As the creator of iconic adverts for the likes of Levi’s, Lynx and Audi, Sir John Hegarty has certainly entertained over the decades.
Piper Private Equity, a leading PE brand investor, caught John on the back of a fascinating interview in This is Money, a thought-provoking diatribe railing against the innovation-stifling tech giants. In it, he partly blames the stagnating economy on the tech companies for taking far too large a share of advertising spend and not giving enough of the money to the companies that create innovative ads that seek to entertain us. His ultimate message is that brands have become overly reliant on finding and engaging with customers online, and that a breakup of these giants is inevitable.
So, a question to ask ourselves is should be be investing in above the line advertising? Well, it’s horses for courses. On-demand CMO Mehul Garg took Piper through the innovative ‘scientific’ model that he’s built for evaluating the potential for TV advertising, especially useful for first-timers wanting to dip their toes in. For him, the challenge is not providing ROIs, it’s getting senior buy-in. The realisation from his time at brands such as Moonpig, Photobox, Touchnote, and 8fit, is that ‘investing in above the line advertising is not a rational but an emotional decision. Management are naturally sceptical and it takes time to win hearts and minds. In the end, the channel works for some brands and not others – it worked incredibly well for a brand like Moonpig, which is a cheap impulse purchase, but less so for Photobox, where digital marketing works best.’
Piper says that like many businesses, “we have always been hesitant about spending money on above the line. Growing challenger brands with limited budgets, it has never seemed great value for money when compared to other channels. However, this is changing. What once felt like the preserve of the big boys trying to stay relevant, above the line is now littered with innovative start-ups keen to show how they are better and different.”
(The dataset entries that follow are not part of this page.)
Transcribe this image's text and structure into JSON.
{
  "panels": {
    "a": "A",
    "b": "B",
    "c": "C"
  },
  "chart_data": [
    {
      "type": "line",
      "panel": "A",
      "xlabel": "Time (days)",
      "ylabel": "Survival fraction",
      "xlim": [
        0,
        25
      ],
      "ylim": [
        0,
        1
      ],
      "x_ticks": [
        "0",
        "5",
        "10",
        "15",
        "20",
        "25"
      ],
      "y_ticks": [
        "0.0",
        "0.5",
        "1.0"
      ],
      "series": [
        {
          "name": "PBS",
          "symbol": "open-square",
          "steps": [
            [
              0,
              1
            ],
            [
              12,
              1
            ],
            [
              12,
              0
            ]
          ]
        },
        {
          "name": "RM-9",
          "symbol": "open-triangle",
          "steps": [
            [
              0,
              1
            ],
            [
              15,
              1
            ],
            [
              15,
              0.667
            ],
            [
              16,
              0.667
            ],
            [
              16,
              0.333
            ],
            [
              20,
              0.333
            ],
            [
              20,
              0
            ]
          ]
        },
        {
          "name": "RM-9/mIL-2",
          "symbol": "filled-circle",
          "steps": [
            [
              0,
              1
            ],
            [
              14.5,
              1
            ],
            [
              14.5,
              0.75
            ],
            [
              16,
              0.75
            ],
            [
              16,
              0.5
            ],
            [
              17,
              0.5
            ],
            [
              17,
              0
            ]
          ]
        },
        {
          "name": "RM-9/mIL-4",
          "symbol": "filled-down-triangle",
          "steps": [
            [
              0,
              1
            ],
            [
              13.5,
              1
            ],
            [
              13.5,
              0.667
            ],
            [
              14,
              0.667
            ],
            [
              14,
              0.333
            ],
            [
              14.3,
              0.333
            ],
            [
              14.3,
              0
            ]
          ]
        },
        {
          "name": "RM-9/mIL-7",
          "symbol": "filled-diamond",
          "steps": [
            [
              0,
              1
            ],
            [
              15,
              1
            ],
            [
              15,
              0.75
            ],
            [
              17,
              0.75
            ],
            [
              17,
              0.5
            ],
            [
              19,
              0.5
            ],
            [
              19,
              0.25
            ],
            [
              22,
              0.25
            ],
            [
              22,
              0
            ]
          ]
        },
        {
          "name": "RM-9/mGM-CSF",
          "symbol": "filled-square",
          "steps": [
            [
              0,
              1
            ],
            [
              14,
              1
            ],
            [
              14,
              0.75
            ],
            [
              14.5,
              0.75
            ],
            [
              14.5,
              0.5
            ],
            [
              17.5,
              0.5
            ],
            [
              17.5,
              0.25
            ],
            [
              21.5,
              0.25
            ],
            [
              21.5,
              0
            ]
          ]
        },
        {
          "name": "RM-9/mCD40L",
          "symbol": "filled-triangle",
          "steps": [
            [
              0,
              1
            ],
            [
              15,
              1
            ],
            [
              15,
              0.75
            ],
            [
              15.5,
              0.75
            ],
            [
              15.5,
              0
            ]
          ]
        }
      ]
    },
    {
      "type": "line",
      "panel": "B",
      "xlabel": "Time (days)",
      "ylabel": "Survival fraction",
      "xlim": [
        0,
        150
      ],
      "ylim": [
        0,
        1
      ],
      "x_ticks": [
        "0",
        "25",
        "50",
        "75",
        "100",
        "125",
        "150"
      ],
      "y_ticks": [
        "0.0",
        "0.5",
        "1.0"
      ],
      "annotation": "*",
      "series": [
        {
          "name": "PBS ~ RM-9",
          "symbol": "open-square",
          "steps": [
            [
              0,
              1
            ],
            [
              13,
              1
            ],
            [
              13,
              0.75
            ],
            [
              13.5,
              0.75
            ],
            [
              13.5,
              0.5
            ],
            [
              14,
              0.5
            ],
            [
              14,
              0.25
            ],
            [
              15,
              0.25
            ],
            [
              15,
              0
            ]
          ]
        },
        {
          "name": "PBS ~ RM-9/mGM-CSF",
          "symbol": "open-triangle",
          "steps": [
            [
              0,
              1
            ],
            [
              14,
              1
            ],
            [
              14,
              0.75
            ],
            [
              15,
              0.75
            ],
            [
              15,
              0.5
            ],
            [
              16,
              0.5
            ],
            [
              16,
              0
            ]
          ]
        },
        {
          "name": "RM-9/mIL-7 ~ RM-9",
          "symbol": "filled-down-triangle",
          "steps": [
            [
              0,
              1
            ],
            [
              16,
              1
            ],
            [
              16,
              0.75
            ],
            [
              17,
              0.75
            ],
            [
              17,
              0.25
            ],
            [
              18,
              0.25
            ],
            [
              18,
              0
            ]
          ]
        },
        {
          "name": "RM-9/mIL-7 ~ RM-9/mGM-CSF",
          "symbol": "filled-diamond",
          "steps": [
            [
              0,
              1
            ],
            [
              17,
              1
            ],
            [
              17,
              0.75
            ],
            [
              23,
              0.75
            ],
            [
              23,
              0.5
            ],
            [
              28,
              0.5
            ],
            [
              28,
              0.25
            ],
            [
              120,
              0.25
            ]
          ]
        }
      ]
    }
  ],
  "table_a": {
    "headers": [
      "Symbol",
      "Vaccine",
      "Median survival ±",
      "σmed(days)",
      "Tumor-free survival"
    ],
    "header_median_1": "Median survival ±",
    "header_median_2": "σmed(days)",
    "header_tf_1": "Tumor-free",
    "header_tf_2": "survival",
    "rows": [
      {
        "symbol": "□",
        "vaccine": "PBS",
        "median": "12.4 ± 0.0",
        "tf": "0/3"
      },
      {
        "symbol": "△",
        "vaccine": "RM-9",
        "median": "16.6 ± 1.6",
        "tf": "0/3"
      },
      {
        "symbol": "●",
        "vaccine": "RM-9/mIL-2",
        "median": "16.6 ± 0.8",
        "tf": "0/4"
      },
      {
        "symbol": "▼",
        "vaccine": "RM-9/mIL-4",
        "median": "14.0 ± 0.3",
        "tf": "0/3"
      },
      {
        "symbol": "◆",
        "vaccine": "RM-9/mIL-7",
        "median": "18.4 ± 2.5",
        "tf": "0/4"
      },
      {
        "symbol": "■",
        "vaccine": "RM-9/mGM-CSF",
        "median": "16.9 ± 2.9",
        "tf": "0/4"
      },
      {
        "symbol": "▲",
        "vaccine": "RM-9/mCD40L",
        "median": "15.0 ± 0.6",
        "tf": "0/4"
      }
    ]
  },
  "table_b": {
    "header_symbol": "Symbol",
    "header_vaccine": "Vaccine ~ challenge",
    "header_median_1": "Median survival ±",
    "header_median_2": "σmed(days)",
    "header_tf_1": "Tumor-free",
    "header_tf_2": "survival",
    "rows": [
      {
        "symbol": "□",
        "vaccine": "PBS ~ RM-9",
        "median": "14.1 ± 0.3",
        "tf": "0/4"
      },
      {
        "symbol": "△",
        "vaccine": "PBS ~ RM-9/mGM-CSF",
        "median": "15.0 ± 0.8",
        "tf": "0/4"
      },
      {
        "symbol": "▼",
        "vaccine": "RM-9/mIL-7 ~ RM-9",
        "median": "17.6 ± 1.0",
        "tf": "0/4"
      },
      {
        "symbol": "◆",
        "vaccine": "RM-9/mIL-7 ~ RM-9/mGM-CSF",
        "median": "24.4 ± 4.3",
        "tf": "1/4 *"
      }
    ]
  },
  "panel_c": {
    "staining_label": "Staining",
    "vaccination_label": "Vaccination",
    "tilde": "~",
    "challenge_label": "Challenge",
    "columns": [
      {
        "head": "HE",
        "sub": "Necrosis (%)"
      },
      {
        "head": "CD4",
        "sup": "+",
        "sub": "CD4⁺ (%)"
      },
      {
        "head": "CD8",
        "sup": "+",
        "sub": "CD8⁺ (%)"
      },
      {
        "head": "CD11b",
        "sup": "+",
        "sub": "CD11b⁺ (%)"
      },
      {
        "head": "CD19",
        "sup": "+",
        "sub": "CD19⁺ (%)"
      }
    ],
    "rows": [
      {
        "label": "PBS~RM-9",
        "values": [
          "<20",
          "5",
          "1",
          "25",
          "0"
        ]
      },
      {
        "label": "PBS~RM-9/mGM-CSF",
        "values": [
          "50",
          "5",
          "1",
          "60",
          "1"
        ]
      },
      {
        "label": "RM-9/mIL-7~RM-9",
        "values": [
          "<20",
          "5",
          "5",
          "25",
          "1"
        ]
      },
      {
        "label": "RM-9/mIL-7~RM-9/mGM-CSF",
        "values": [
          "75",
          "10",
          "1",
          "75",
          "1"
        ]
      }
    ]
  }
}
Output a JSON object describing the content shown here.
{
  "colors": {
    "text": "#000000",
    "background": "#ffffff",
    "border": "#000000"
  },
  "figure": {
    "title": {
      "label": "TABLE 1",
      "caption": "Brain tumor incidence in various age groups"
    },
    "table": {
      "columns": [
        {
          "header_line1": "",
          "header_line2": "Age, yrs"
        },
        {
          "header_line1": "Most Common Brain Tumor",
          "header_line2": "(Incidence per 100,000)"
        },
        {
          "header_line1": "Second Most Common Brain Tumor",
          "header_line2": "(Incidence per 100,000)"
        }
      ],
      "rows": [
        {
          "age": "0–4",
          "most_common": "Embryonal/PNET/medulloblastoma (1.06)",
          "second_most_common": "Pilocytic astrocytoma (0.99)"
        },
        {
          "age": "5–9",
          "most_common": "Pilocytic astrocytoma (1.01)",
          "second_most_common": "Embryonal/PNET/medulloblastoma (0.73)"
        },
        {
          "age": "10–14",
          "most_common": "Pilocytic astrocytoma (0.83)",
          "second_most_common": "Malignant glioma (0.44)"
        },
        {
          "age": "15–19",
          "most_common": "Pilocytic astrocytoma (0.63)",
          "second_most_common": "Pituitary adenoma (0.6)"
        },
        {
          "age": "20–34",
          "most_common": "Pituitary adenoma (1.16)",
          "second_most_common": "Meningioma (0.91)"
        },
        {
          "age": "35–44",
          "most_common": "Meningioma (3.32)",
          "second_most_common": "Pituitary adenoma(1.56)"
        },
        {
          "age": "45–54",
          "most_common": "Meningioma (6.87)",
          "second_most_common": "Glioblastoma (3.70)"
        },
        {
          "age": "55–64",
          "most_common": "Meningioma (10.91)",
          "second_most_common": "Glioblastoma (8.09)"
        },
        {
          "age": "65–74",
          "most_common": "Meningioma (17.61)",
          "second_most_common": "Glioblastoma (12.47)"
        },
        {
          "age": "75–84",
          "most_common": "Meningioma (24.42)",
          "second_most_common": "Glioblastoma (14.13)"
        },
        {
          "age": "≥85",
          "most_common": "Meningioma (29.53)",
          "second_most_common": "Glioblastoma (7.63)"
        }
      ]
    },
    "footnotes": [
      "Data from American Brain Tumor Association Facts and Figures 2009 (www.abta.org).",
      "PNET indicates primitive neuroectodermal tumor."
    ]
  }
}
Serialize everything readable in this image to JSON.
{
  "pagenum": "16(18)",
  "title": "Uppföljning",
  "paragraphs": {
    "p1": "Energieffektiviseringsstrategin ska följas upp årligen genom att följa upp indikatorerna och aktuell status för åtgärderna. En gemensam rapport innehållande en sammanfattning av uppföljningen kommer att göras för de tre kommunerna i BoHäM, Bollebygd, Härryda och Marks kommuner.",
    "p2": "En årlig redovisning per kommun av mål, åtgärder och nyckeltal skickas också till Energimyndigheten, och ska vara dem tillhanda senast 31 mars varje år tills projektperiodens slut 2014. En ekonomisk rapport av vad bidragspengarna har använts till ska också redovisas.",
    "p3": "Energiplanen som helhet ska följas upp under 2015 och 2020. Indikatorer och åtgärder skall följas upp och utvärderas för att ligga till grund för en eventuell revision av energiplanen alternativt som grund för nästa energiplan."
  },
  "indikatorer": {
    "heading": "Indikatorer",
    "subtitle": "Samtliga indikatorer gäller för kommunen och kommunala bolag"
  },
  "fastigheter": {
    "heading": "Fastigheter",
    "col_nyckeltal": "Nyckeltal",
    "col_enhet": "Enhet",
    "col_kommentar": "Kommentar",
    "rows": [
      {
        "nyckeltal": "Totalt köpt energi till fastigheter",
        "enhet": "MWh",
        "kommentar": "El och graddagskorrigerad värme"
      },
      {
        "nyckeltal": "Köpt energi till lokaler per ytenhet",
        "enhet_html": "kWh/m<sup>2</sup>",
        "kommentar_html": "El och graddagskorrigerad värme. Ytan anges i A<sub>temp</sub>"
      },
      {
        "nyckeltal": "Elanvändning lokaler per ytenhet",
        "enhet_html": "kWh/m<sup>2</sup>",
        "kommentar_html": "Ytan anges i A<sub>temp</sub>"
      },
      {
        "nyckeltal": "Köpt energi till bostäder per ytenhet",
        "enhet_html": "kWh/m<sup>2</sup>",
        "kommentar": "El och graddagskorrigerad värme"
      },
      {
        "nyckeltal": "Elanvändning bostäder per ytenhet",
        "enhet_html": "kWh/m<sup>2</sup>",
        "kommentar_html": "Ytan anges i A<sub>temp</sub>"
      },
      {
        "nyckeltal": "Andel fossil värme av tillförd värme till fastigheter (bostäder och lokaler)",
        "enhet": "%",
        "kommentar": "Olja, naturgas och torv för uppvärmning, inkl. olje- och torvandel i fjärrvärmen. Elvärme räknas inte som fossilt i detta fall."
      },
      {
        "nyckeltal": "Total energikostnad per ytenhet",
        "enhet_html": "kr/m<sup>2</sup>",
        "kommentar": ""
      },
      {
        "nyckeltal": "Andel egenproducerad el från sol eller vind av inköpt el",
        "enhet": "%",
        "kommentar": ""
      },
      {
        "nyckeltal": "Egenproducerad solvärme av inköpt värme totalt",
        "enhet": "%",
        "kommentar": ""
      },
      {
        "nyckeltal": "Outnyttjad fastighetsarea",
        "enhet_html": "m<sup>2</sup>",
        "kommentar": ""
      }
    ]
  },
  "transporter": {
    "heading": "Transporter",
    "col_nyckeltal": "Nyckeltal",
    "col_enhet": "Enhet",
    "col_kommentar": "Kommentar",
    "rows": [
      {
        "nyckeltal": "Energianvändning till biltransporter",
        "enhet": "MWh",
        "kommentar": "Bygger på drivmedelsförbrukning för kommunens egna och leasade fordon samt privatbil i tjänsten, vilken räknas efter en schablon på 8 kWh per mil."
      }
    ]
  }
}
With digital customer acquisition costs rising, there are clear merits in helping people fall in love with brands away from the screen. Many of Pipers’ brands are using experiential marketing to engage with consumers – Propercorn organising a bike ride around London and wrapping bike seats with branded covers; Frame using graffiti murals around their sites; and Forthglade organising a Great Dog Walk Get Together to promote wellbeing during the winter months through fresh air, exercise and meeting new people.
Why do Piper and its investment focus on brand? For sure it’s fun, but also, because powerful brands drive strong valuations and excellent returns. What can you do with your business to drive that value through brand?
‘Growing brands is an assault. Jesus preached to the masses, not to 18-35 year-old women with an income of 20 shekels.’